Critical Remote Code Execution in ShowDoc (CVE‑2025‑0520) Enables Global Server Takeover
What It Is — ShowDoc, an open‑source documentation platform widely embedded in SaaS and on‑premises stacks, contains a remote‑code‑execution flaw (CVE‑2025‑0520). The vulnerability allows an unauthenticated attacker to upload a web‑shell, achieving full control of the underlying web server.
Exploitability — Public exploit code and “as‑seen” reports show the flaw is being leveraged in the wild. CVSS v3.1 base score is 9.8 (Critical).
Affected Products — ShowDoc ≤ 3.5.2 (all deployment models: self‑hosted, Docker, Kubernetes).

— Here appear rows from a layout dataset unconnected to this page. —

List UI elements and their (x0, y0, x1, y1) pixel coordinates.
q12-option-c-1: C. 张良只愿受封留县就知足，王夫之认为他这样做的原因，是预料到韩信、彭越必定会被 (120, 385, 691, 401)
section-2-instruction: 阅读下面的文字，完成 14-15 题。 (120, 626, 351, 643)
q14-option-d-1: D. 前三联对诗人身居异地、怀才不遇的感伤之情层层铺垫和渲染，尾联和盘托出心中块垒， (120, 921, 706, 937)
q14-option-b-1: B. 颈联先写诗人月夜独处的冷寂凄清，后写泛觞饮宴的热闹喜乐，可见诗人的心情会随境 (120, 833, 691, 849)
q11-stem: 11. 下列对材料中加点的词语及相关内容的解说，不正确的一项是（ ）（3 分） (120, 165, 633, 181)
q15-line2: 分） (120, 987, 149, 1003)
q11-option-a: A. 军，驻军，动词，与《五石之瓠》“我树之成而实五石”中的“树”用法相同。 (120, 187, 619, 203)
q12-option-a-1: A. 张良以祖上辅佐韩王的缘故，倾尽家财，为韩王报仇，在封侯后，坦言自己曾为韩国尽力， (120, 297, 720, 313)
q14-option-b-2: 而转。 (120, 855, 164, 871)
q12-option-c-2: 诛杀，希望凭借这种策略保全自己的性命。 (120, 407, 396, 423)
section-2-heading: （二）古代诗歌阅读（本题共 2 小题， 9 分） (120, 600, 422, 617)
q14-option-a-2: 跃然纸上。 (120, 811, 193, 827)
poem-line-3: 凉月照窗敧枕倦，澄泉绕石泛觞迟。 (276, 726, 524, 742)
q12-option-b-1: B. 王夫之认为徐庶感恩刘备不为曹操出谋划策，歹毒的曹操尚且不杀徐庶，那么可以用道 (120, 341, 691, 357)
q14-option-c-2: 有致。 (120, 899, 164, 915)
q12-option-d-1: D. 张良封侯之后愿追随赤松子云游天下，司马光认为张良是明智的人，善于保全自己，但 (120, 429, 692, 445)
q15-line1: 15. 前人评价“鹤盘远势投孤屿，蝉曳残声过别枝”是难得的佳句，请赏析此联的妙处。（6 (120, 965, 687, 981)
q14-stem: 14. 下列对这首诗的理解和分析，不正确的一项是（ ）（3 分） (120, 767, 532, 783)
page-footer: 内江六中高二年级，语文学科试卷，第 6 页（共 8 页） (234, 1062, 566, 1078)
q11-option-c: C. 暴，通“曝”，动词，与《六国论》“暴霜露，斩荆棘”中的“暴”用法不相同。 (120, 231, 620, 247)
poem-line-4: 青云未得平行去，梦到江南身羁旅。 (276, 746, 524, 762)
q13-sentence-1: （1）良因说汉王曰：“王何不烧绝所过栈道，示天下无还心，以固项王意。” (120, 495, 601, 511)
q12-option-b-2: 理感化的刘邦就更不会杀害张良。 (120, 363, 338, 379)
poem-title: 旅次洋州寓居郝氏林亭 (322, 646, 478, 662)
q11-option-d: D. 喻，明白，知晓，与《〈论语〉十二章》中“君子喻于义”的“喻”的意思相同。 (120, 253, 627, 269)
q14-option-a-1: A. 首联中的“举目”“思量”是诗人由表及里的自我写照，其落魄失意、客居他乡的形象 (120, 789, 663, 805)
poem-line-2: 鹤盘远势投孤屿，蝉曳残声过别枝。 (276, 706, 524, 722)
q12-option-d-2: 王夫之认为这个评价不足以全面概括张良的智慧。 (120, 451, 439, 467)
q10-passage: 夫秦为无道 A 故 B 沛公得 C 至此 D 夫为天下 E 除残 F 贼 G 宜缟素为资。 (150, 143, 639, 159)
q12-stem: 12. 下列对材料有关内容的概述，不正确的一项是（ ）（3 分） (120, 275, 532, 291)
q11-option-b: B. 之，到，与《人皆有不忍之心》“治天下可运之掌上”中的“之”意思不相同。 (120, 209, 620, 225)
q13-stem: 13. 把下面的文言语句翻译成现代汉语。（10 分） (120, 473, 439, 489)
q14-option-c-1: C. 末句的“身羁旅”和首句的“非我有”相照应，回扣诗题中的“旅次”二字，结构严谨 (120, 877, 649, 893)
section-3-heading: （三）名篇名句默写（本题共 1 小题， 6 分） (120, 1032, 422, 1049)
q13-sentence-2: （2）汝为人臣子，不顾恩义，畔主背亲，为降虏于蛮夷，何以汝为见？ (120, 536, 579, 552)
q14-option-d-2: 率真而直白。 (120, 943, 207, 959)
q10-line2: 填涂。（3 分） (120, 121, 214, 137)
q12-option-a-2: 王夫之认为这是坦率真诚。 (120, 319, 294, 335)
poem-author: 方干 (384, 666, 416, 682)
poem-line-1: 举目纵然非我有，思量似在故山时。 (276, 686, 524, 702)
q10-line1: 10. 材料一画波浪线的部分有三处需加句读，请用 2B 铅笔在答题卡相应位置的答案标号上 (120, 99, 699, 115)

TPRM Impact — Organizations that rely on ShowDoc for internal knowledge bases, API documentation, or embed it in customer‑facing portals face a supply‑chain risk: a compromised ShowDoc instance can become a foothold for lateral movement, data exfiltration, or ransomware deployment across the vendor’s network.
Recommended Actions —
- Verify that every ShowDoc instance is running version 3.5.3 or later (the 2020 patch).
- Conduct an inventory of all ShowDoc deployments across third‑party vendors and internal teams.
- Apply the official patch or migrate to a hardened alternative.
- Scan web‑servers for unexpected web‑shells and anomalous outbound traffic.
- Enforce network segmentation and least‑privilege access for documentation services.